Le prix du dollar en Uruguay a été l'une des principales préoccupations de l'équipe économique du gouvernement jusqu'à présent cette année. Fin janvier, lorsque la valeur de la monnaie américaine est tombée en dessous de 38 pesos, le Banque centrale de l'Uruguay (BCU) et le Ministère de l'Économie et des Finances (MEF) a pris des mesures pour faire monter le prix.
Aujourd'hui, plus d'un mois plus tard, le dollar fait à nouveau l'actualité dans le pays, mais cette fois en raison de sa hausse après l'attaque conjointe des États-Unis et d'Israël contre l'Iran.
La guerre au Moyen-Orient a encore une fois dopé le dollar, qui suit la tendance mondiale. Vendredi, le prix du marché de gros a clôturé à 40,32 pesos uruguayens, selon les données de la Bourse électronique. Selon le journal local Le paysc'est la première fois depuis octobre 2025 que le prix franchit la barrière des 40 et constitue la plus forte augmentation hebdomadaire depuis près de six ans. De plus, la semaine dernière, le billet vert a clôturé sa cinquième journée sur une hausse consécutive.

La faiblesse du prix du dollar que l'Uruguay a connue ces dernières semaines a eu plusieurs effets. D'un côté, l'agriculture et les exportateurs se sont plaints de la perte de rentabilité que cela générait pour le secteur. En revanche, le phénomène a eu un impact sur l'inflation, qui se rapproche de la marge inférieure de la marge de tolérance (3%-6%), fixée par la BCU.
L'équipe économique a établi que l'objectif d'inflation est de 4,5 %, mais a également établi cette marge de tolérance. Cependant, le fait que la hausse des prix soit inférieure à l'objectif a suscité des inquiétudes chez le gouvernement, qui a fixé les lignes directrices salariales et ses projections quinquennales sur la base de cette valeur.
Face à ce scénario, la BCU a décidé fin janvier de réduire le taux de politique monétaire de 100 points de base. Le Comité de politique monétaire (Copom) s'est réuni à nouveau la semaine dernière et a résolu une nouvelle baisse du soi-disant « coût de l'argent ». Cette fois, la réduction a été de 75 points de base, jusqu'à 5,75 %.

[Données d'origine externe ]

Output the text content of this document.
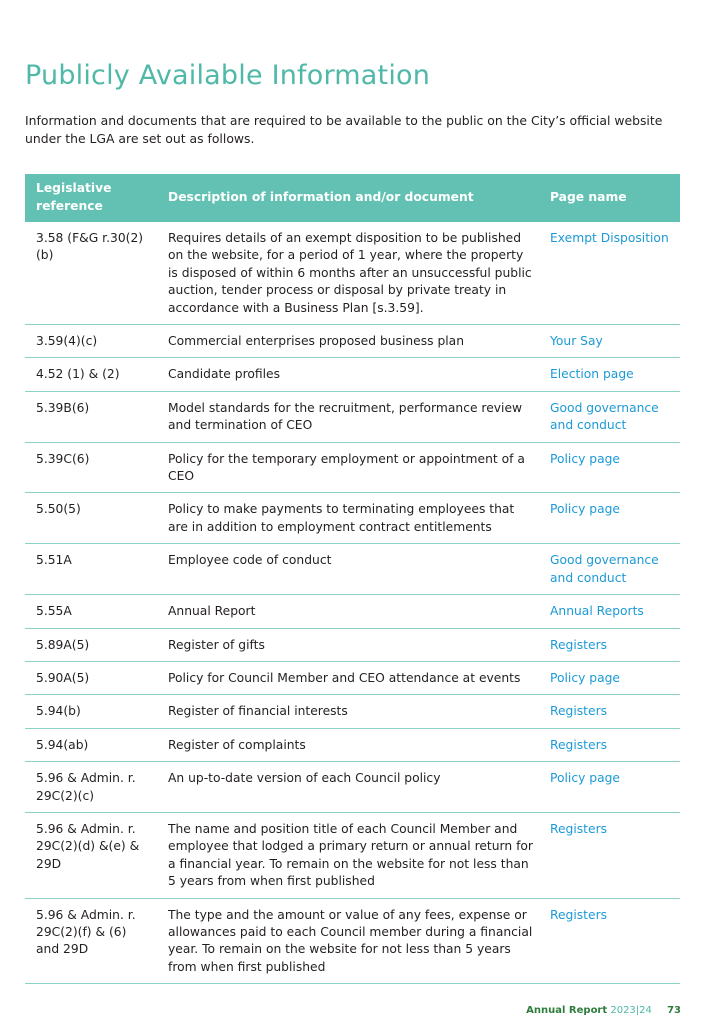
Publicly Available Information

Information and documents that are required to be available to the public on the City’s official website under the LGA are set out as follows.

Legislative reference	Description of information and/or document	Page name
3.58 (F&G r.30(2)(b)	Requires details of an exempt disposition to be published on the website, for a period of 1 year, where the property is disposed of within 6 months after an unsuccessful public auction, tender process or disposal by private treaty in accordance with a Business Plan [s.3.59].	Exempt Disposition
3.59(4)(c)	Commercial enterprises proposed business plan	Your Say
4.52 (1) & (2)	Candidate profiles	Election page
5.39B(6)	Model standards for the recruitment, performance review and termination of CEO	Good governance and conduct
5.39C(6)	Policy for the temporary employment or appointment of a CEO	Policy page
5.50(5)	Policy to make payments to terminating employees that are in addition to employment contract entitlements	Policy page
5.51A	Employee code of conduct	Good governance and conduct
5.55A	Annual Report	Annual Reports
5.89A(5)	Register of gifts	Registers
5.90A(5)	Policy for Council Member and CEO attendance at events	Policy page
5.94(b)	Register of financial interests	Registers
5.94(ab)	Register of complaints	Registers
5.96 & Admin. r. 29C(2)(c)	An up-to-date version of each Council policy	Policy page
5.96 & Admin. r. 29C(2)(d) &(e) & 29D	The name and position title of each Council Member and employee that lodged a primary return or annual return for a financial year. To remain on the website for not less than 5 years from when first published	Registers
5.96 & Admin. r. 29C(2)(f) & (6) and 29D	The type and the amount or value of any fees, expense or allowances paid to each Council member during a financial year. To remain on the website for not less than 5 years from when first published	Registers
Annual Report 2023|24 73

Dans la déclaration expliquant cette décision, le Copom a fait référence aux effets du conflit au Moyen-Orient. Même si les membres de la commission considèrent que « les facteurs structurels qui ont favorisé la faiblesse du dollar au cours des derniers mois persistent », ce qui s'est passé le week-end dernier « a donné lieu au renforcement actuel, caractéristique de ce type d'épisode ». Ils évoquent également une hausse des prix de l’énergie, notamment du pétrole, en raison du « risque d’interruption de l’approvisionnement ».
« Compte tenu du niveau d'incertitude généré par le conflit au Moyen-Orient, les risques sur l'inflation semblent désormais plus équilibrés que lors des réunions précédentes. Cependant, le Comité a considéré qu'actuellement le risque le plus pertinent continue à être que l'inflation soit inférieure à l'objectif à l'horizon de la politique monétaire, en supposant que les effets inflationnistes dérivés du conflit ne se prolongeraient pas de manière significative dans le temps », ajoute le communiqué publié après la décision.
La BCU a également défini que le contexte actuel est « dynamique et volatil » et, par conséquent, elle « surveillera en permanence l’évolution de ces événements et leurs implications sur l’inflation et les anticipations, afin d’adopter les prochaines décisions de politique monétaire ».

Pendant ce temps, le mercredi 4 On a appris que le niveau d'inflation en Uruguay continue de battre des records.. L'indice des prix à la consommation (IPC) en février 2026 était de 3,11 %, la valeur la plus basse depuis août 1956, alors qu'il était de 2,72 %.